Tim Hardaway had to go up against several legendary point guards during his time in the NBA but points out two of them gave him the most problems during those years, and he feels they are underappreciated among the fans today.
Tim Hardaway was a supreme point guard known as the creator of the modern crossover move many players use today. He was a 5-time NBA All-Star but also a player that could drop 25 points with ease while at the same time dishing out ten assists. When Hardaway joined the Golden State Warriors in 1989 and through the '90s, he faced off against numerous great point guards on a nightly basis.

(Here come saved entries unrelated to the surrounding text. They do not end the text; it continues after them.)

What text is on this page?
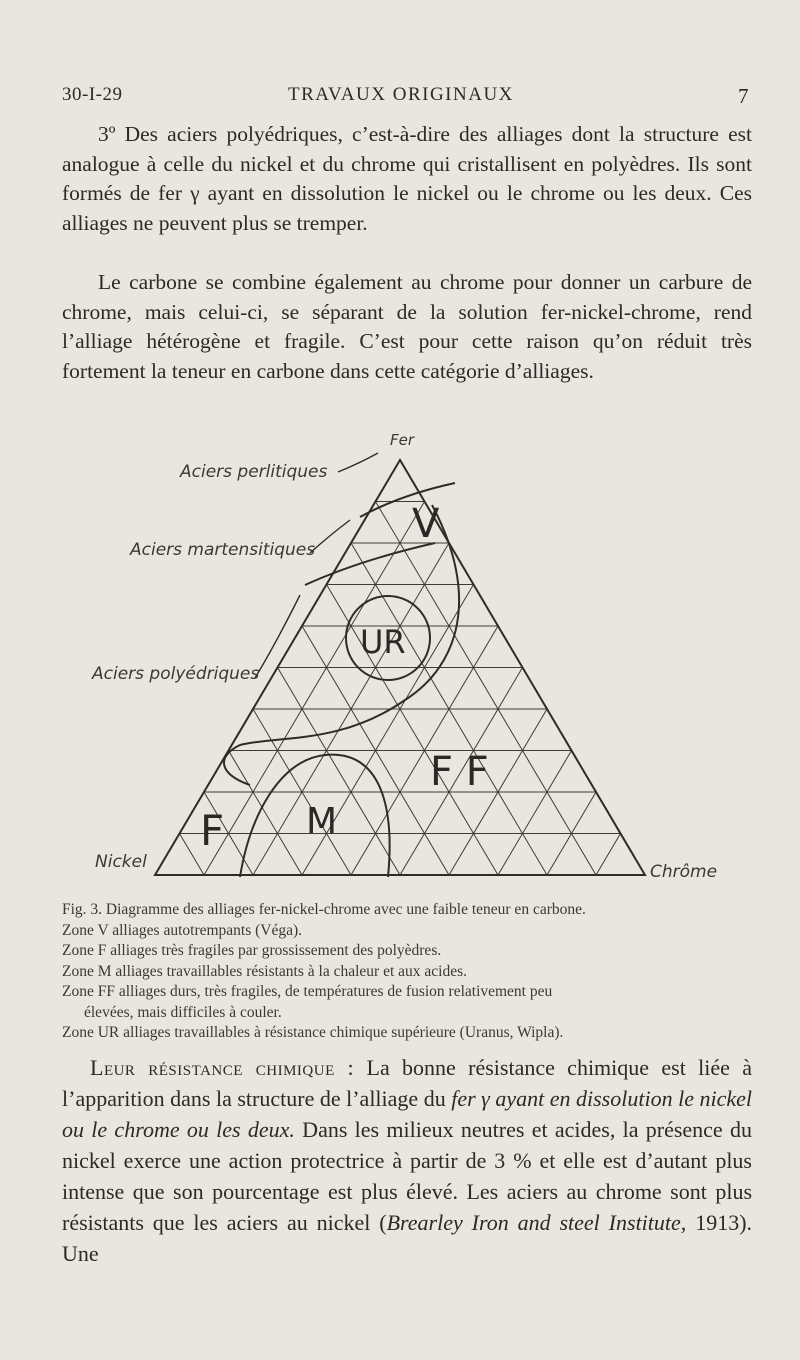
30-I-29	TRAVAUX ORIGINAUX	7

3º Des aciers polyédriques, c’est-à-dire des alliages dont la structure est analogue à celle du nickel et du chrome qui cristallisent en polyèdres. Ils sont formés de fer γ ayant en dissolution le nickel ou le chrome ou les deux. Ces alliages ne peuvent plus se tremper.

Le carbone se combine également au chrome pour donner un carbure de chrome, mais celui-ci, se séparant de la solution fer-nickel-chrome, rend l’alliage hétérogène et fragile. C’est pour cette raison qu’on réduit très fortement la teneur en carbone dans cette catégorie d’alliages.

Fer
Nickel	Chrôme
Aciers perlitiques
Aciers martensitiques
Aciers polyédriques
V
UR
F F
F M
Fig. 3. Diagramme des alliages fer-nickel-chrome avec une faible teneur en carbone.
Zone V alliages autotrempants (Véga).
Zone F alliages très fragiles par grossissement des polyèdres.
Zone M alliages travaillables résistants à la chaleur et aux acides.
Zone FF alliages durs, très fragiles, de températures de fusion relativement peu
élevées, mais difficiles à couler.
Zone UR alliages travaillables à résistance chimique supérieure (Uranus, Wipla).

Leur résistance chimique : La bonne résistance chimique est liée à l’apparition dans la structure de l’alliage du fer γ ayant en dissolution le nickel ou le chrome ou les deux. Dans les milieux neutres et acides, la présence du nickel exerce une action protectrice à partir de 3 % et elle est d’autant plus intense que son pourcentage est plus élevé. Les aciers au chrome sont plus résistants que les aciers au nickel (Brearley Iron and steel Institute, 1913). Une
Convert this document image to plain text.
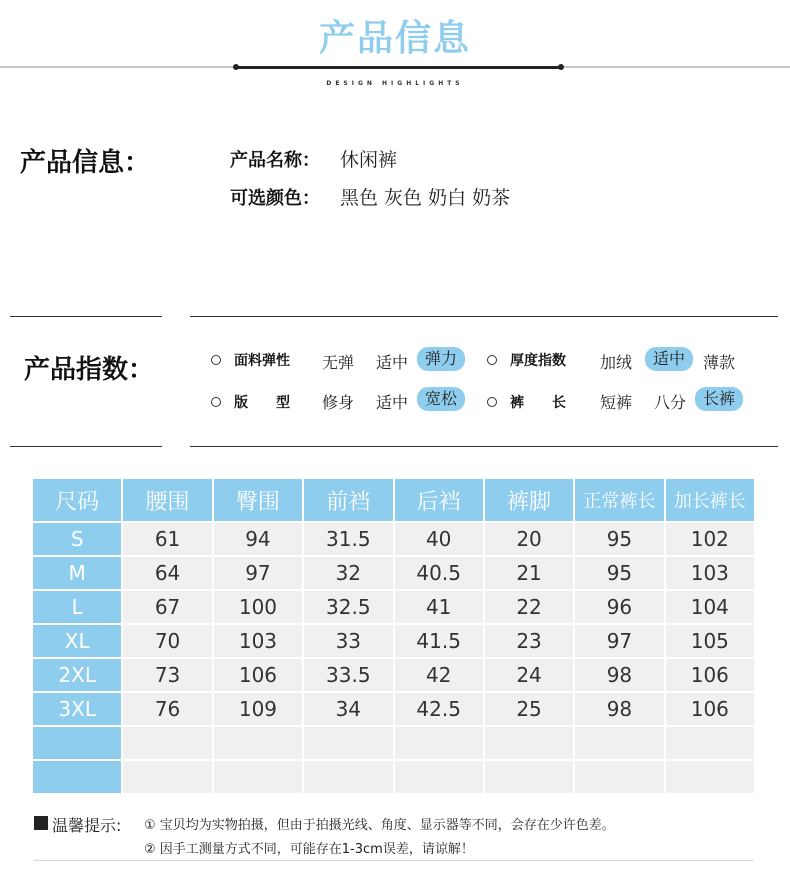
产品信息
DESIGN HIGHLIGHTS
产品信息：	产品名称： 休闲裤
可选颜色： 黑色 灰色 奶白 奶茶
产品指数：	面料弹性 无弹 适中	弹力	厚度指数 加绒	适中	薄款
版　　型 修身 适中	宽松	裤　　长 短裤 八分	长裤
尺码	腰围	臀围	前裆	后裆	裤脚	正常裤长	加长裤长
S	61	94	31.5	40	20	95	102
M	64	97	32	40.5	21	95	103
L	67	100	32.5	41	22	96	104
XL	70	103	33	41.5	23	97	105
2XL	73	106	33.5	42	24	98	106
3XL	76	109	34	42.5	25	98	106

温馨提示: ① 宝贝均为实物拍摄，但由于拍摄光线、角度、显示器等不同，会存在少许色差。
② 因手工测量方式不同，可能存在1-3cm误差，请谅解！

In one of his interviews, Hardaway talked about the best guards he had to face in his career. He mentioned a few well-known names like Gary Payton or Chris Jackson, later known as Mahmoud Abdul-Rauf, but he also said two point guards don't get the credit they deserve.
Hardaway referred to Rod Strickland, who is Kyrie Irving's godfather, and Kevin Johnson, who, after having a great NBA career, also had a very successful career in politics where he was elected as mayor for Sacramento. Hardaway said it was tough playing against those guys because their playing style was very similar to his. They both attacked the basket with no fear whatsoever, while at the same time, they were capable of putting their teammates in the best position to score.
"Chris Jackson gave me fits, Gary Payton, of course. Two guys that don't get enough recognition is Rod Strickland and my man from Phoenix, Kevin Johnson, who gave everybody fits. It was tough playing those guys, and back then, you could push off, hand check, and make them go in a different direction. They had some moves, and they had charisma with confidence to come out there and do what I did. Get to the rim, make a play for your team. Like I said, Kevin Johnson and Rod Strickland don't get enough praise in this game because they did do work. "
Today, many younger fans haven't had the opportunity to watch KJ or Strickland in action, but they were premiere point guards capable of dropping 20 points and ten assists with ease. They played in smaller markets, so that is also one reason for the lack of publicity even though KJ was on that Phoenix Suns that played in the NBA finals against the Chicago Bulls back in 1993.